Trade credit refers to the credit extended by suppliers, allowing businesses to purchase goods or services on account and pay for them later — usually within 30, 60, or 90 days.
By negotiating favorable payment terms with suppliers, ecommerce businesses can effectively manage their cash flow.
Establishing a good relationship and track record with suppliers can lead to extended payment terms, allowing you to keep cash in the business for longer.
Merchant cash advances
A merchant cash advance provides ecommerce businesses with an upfront sum of money in exchange for a percentage of future credit card sales. It’s particularly suitable for businesses with significant credit card transactions.

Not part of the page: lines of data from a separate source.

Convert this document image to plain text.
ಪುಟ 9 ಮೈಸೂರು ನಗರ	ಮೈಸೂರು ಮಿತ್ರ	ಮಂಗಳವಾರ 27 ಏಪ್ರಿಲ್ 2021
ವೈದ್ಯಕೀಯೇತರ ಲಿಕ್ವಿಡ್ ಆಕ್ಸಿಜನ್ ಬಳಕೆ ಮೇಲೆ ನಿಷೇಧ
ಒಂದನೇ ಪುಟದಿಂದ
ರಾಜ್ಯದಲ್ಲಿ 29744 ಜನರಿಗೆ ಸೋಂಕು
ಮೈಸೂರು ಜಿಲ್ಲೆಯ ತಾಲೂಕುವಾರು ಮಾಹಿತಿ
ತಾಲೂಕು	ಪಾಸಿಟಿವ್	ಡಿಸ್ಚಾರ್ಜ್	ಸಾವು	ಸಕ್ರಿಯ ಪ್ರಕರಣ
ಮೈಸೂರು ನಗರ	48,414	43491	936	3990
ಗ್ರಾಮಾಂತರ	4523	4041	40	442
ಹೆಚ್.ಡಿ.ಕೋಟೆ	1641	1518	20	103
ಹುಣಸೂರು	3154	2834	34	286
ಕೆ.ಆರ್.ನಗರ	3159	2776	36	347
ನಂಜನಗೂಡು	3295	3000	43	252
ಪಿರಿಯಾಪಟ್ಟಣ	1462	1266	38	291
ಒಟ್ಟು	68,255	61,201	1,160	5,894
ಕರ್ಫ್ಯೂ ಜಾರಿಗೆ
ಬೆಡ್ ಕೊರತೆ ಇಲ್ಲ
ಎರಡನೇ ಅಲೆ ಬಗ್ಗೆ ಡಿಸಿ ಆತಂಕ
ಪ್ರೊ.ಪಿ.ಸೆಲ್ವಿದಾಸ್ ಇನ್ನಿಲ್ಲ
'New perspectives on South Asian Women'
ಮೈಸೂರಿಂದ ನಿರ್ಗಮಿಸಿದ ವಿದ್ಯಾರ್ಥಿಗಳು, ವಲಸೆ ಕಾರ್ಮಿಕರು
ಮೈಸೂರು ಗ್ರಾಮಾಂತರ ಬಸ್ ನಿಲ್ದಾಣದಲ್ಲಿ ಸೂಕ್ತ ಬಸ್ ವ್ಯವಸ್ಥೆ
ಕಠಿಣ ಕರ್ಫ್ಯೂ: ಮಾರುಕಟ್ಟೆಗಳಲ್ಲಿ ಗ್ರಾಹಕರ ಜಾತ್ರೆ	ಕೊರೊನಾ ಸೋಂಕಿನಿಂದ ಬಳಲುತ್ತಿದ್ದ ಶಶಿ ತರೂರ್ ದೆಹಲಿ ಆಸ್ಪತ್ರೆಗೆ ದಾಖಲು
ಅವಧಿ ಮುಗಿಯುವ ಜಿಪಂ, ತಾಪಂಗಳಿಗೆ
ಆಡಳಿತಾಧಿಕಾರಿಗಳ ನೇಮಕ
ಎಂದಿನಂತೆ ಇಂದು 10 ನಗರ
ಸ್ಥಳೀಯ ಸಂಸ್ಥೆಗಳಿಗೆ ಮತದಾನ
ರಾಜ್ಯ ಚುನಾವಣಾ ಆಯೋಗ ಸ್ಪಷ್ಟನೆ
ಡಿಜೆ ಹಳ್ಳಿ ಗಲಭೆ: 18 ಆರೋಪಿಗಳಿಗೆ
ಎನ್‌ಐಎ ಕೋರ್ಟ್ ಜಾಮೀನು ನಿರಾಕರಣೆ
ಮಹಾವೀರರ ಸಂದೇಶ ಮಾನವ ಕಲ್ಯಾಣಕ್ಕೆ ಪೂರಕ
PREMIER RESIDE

Although the access to funds is quick, merchant cash advances often come with higher fees and interest rates compared to traditional loans.
Platforms like Kickstarter and Indiegogo allow ecommerce businesses to raise small amounts of money from a large number of people.
While traditionally associated with product launches or creative projects, these platforms can also provide working capital.
However, businesses usually need to offer a product, service, or incentive in return for the funds.
By selling a stake in the business to investors or venture capitalists, ecommerce businesses can secure significant capital. This can provide substantial funds and potentially valuable business expertise and connections; however, it does mean giving up a portion of ownership and, in some cases, control.
Remember, when seeking financing, it’s crucial to understand the terms, costs, and potential impacts on your business fully.
Compare offers, and consult with a finance professional or even a lawyer if needed. While solving working capital is definitely a pressing matter, take your time to consider your options and pick the best one for your situation.